There will likely be a flurry of activity in the Senate Judiciary Committee next year, in stark contrast to the months of inaction on President Barack Obama’s high court nominee Merrick Garland.
In March, GOP Senators vowed to hold up any Supreme Court nominee until after the 2016 presidential election.
Now that Donald Trump has won the presidency, Garland’s nomination is “dead in the water,” John G. Malcolm, of the conservative think tank The Heritage Foundation, Washington, told Bloomberg BNA in a Nov. 14 e-mail.
Although President-elect Trump is likely to act quickly to nominate someone, how quickly that person will actually take the bench depends on Senate Democrats, Malcolm said.
The Trump team will start thinking seriously about the next Supreme Court nominee once the senior leadership of the White House and Department of Justice are in place, Brown, who helped vet potential judicial nominees during the George W. Bush administration, said.
A full Supreme Court bench is a high priority, but the new administration will want to get the “machinery in place” first, Brown said.
That means deciding on an attorney general and other senior Justice Department officials, who will shepherd the nominee through the confirmation process, he said.
After those officials are in place, the administration will likely move very quickly to nominate someone, Brown said.
“Twenty of the 21 names on President-Elect Trump’s list are sitting judges who have already been vetted, which hopefully will expedite the process of sending a nomination to the Senate for confirmation,” Malcolm said.
But that really depends on Senate Democrats, he said.
It really comes down to “who President Trump nominates and what kind of ‘payback’ the Democrats decide to exact for having lost the election and for the Senate’s having held up the Merrick Garland nomination,” Malcolm said.

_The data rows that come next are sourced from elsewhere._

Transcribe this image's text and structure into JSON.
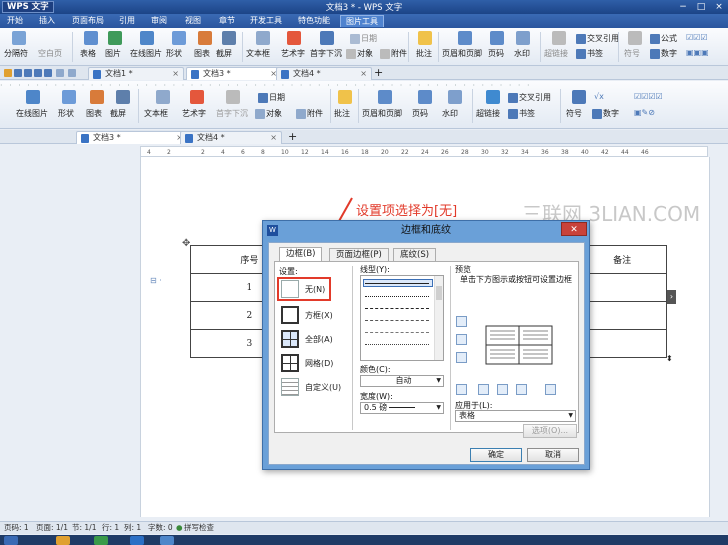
{
  "titlebar": {
    "app_name": "WPS 文字",
    "title": "文档3 * - WPS 文字",
    "minimize": "−",
    "maximize": "□",
    "close": "×"
  },
  "menu_tabs": [
    "开始",
    "插入",
    "页面布局",
    "引用",
    "审阅",
    "视图",
    "章节",
    "开发工具",
    "特色功能",
    "图片工具"
  ],
  "ribbon1": {
    "items": [
      "分隔符",
      "空白页",
      "表格",
      "图片",
      "在线图片",
      "形状",
      "图表",
      "截屏",
      "文本框",
      "艺术字",
      "首字下沉",
      "日期",
      "对象",
      "附件",
      "批注",
      "页眉和页脚",
      "页码",
      "水印",
      "超链接",
      "书签",
      "交叉引用",
      "符号",
      "公式",
      "数字"
    ]
  },
  "doc_tabs_1": [
    "文档1 *",
    "文档3 *",
    "文档4 *"
  ],
  "ribbon2": {
    "items": [
      "在线图片",
      "形状",
      "图表",
      "截屏",
      "文本框",
      "艺术字",
      "首字下沉",
      "日期",
      "对象",
      "附件",
      "批注",
      "页眉和页脚",
      "页码",
      "水印",
      "超链接",
      "书签",
      "交叉引用",
      "符号",
      "数字"
    ]
  },
  "doc_tabs_2": [
    "文档3 *",
    "文档4 *"
  ],
  "ruler_ticks": [
    "4",
    "2",
    "2",
    "4",
    "6",
    "8",
    "10",
    "12",
    "14",
    "16",
    "18",
    "20",
    "22",
    "24",
    "26",
    "28",
    "30",
    "32",
    "34",
    "36",
    "38",
    "40",
    "42",
    "44",
    "46"
  ],
  "table": {
    "header": [
      "序号",
      "",
      "",
      "",
      "备注"
    ],
    "rows": [
      [
        "1",
        "",
        "",
        "",
        ""
      ],
      [
        "2",
        "",
        "",
        "",
        ""
      ],
      [
        "3",
        "",
        "",
        "",
        ""
      ]
    ]
  },
  "annotation": "设置项选择为[无]",
  "watermark": "三联网 3LIAN.COM",
  "dialog": {
    "title": "边框和底纹",
    "app_icon": "W",
    "close": "✕",
    "tabs": [
      "边框(B)",
      "页面边框(P)",
      "底纹(S)"
    ],
    "settings_label": "设置:",
    "settings": [
      "无(N)",
      "方框(X)",
      "全部(A)",
      "网格(D)",
      "自定义(U)"
    ],
    "line_style_label": "线型(Y):",
    "color_label": "颜色(C):",
    "color_value": "自动",
    "width_label": "宽度(W):",
    "width_value": "0.5  磅",
    "preview_label": "预览",
    "preview_hint": "单击下方图示或按钮可设置边框",
    "apply_label": "应用于(L):",
    "apply_value": "表格",
    "options_button": "选项(O)...",
    "ok_button": "确定",
    "cancel_button": "取消"
  },
  "statusbar": {
    "page": "页码: 1",
    "pages": "页面: 1/1",
    "section": "节: 1/1",
    "row": "行: 1",
    "col": "列: 1",
    "words": "字数: 0",
    "spell": "拼写检查"
  },
  "colors": {
    "accent": "#2a559e",
    "annotation": "#e23a2a",
    "dialog_frame": "#6aa0d8"
  }
}
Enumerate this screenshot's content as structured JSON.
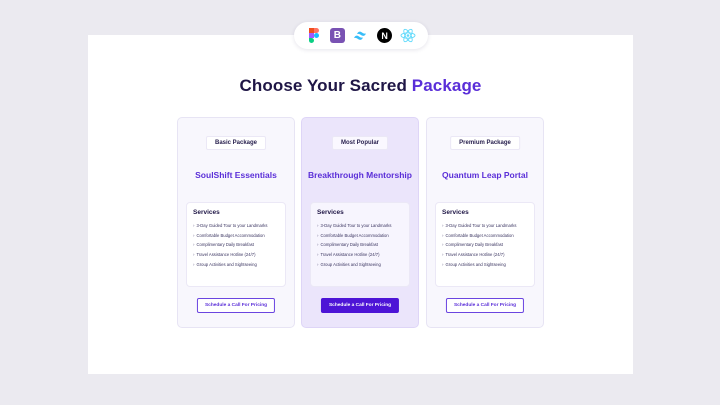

If Democrats attempt to filibuster Trump’s nominee, there will likely be a “robust discussion about whether the Republicans will extend the nuclear option,” he said. Malcolm was referring to the Democrats’ elimination of the filibuster for lower court nominees in 2013.
Before the election, “when the Democrats were confident that they were going to win the White House and take control of the Senate,” Senate Minority Leader Harry Reid (D-Nev.) and Sens. Charles E. Schumer (D-N.Y.) and Tim Kaine (D-Va.), the vice presidential nominee, “were telegraphing that they would have no hesitation about extending the nuclear option to Supreme Court nominees if a Republican minority attempted to filibuster whomever President Clinton nominated,” Malcolm said.
“Now the shoe is on the other foot,” he said.
But it isn’t a given that Democrats will put up a fight over the next high court seat, Brown said.
Senate Democrats have a tough election coming up in 2018, with a number of Democrats facing re-election in traditionally “red states,” he said.
Because the Supreme Court has been conservative-leaning for many years, this nomination likely won’t change the status quo, Brown said.
So Democrats may not want to block this nomination, and instead wait for the next vacancy, he said.
Notably, three current justices are in their late 70s or early 80s—center-right Justice Anthony M. Kennedy, liberal icon Justice Ruth Bader Ginsburg and left-leaning Justice Stephen G. Breyer.
Regardless of how quickly the president-elect and the Senate acts, “the earliest we’ll likely see someone confirmed to fill the vacancy is the spring,” Brianne Gorod, of the progressive think tank Constitutional Accountability Center in Washington, told Bloomberg BNA in a Nov. 14 e-mail.
That means “most, if not all, of this term’s cases will have been argued before the vacancy is filled,” she said.
Because the court’s “practice has been that Justices do not participate in cases that were argued before they joined the Court,” that also means that “most, if not all, of this term’s cases will be decided by an eight-Justice Court,” she said.
It’s possible that the court might hold off argument in cases that would otherwise have been evenly split, Gorod said.
The court has already informally held three cases that could divide the eight-member court.
Some cases might disappear from the court’s docket altogether.
One of the three informally held cases might settle as a result of election results in Missouri. That case, Trinity Lutheran Church of Columbia, Inc. v. Pauley, U.S., No. 15-577, review granted 1/15/16 , deals with the relationship between church and state.
Moreover, one of the term’s most high-profile cases could be affected by the federal presidential election results, Gorod said, referring to Gloucester Cty. Sch. Bd. v. G. G., U.S., No. 16-273, review granted 10/28/16 .
That case is about a transgender high-schooler’s access to the boy’s restroom, she said.
“The lower court’s decision that he should be able to use the restroom was based on an opinion letter issued by the Department of Education,” Gorod said.
“If the Trump Administration were to withdraw that letter, that would fundamentally change the case,” she said.